Second quarter results obscure widespread strength in earnings for most companies.
The recession that began in March 2001 has had a measurable adverse effect on bank credit quality, particularly among large commercial credits to corporate borrowers. This effect is evidenced by the $ 7.5 billion in loan charge-offs reported by the 25 largest banking companies (25 Largest) in the second quarter of 2002. However, the expectation of economic recovery this year raises the likelihood that bank credit quality will stabilize in future quarters and then begin to improve.
During the second quarter of 2002, a range of indicators pointed to at least a modest U.S. economic recovery. Housing starts remained robust while factory orders and payroll job growth resumed positive rates of growth. U.S. gross domestic product (GDP) increased at an annual rate of 1.1 percent in the second quarter, following a revised 5.0 percent rate of growth in the first quarter.1 Private-sector economists polled in July by the Blue ChipEconomic Indicators call for economic growth of 2.8 percent for 2002 as a whole. However, these expectations have been revised downward in recent months as certain indicators have pointed toward moderating growth. Most notably, the consumer confidence index fell in July to 97.1 from 106.3 in June and equity market indices fell broadly amid ongoing concerns about accounting and corporate governance issues.
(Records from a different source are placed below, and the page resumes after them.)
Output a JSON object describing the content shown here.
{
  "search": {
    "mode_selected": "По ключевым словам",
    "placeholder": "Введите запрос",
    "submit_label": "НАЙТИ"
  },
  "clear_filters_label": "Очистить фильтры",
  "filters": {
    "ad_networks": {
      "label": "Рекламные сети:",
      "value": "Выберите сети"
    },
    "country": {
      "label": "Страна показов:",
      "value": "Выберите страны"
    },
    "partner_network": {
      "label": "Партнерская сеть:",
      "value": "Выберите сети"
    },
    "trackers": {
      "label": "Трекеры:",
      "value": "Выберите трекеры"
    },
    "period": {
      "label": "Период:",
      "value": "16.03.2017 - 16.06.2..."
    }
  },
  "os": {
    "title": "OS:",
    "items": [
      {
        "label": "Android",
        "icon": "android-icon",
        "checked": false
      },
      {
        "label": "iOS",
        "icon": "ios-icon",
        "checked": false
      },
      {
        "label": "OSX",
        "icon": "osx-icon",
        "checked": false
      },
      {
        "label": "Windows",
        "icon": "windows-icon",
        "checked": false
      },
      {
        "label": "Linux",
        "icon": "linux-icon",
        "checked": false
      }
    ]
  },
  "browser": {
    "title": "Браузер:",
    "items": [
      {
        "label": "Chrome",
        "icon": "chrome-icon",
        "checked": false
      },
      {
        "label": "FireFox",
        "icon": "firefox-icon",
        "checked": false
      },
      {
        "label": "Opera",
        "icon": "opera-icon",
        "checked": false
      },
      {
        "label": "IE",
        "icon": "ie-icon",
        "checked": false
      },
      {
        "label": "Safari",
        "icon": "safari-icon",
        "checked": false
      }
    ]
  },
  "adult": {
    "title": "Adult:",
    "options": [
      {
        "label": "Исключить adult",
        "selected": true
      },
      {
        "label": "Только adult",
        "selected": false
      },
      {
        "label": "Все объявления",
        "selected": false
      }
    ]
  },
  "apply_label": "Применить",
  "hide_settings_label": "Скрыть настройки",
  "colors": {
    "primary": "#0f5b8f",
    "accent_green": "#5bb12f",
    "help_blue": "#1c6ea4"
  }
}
Against this backdrop, net income for the largest 25 U.S. banking companies was a strong $14.7 billion. Factors supporting large-bank earnings included continued high net interest margins and higher loan volume, while loan loss provisions rose again in a climate of continued weak credit quality. The $14.7 billion in earnings for this group was one-third higher than a year ago, but 9.1 percent lower than reported in the first quarter of 2002. Return on assets was 1.25 percent, compared to 0.98 percent a year ago.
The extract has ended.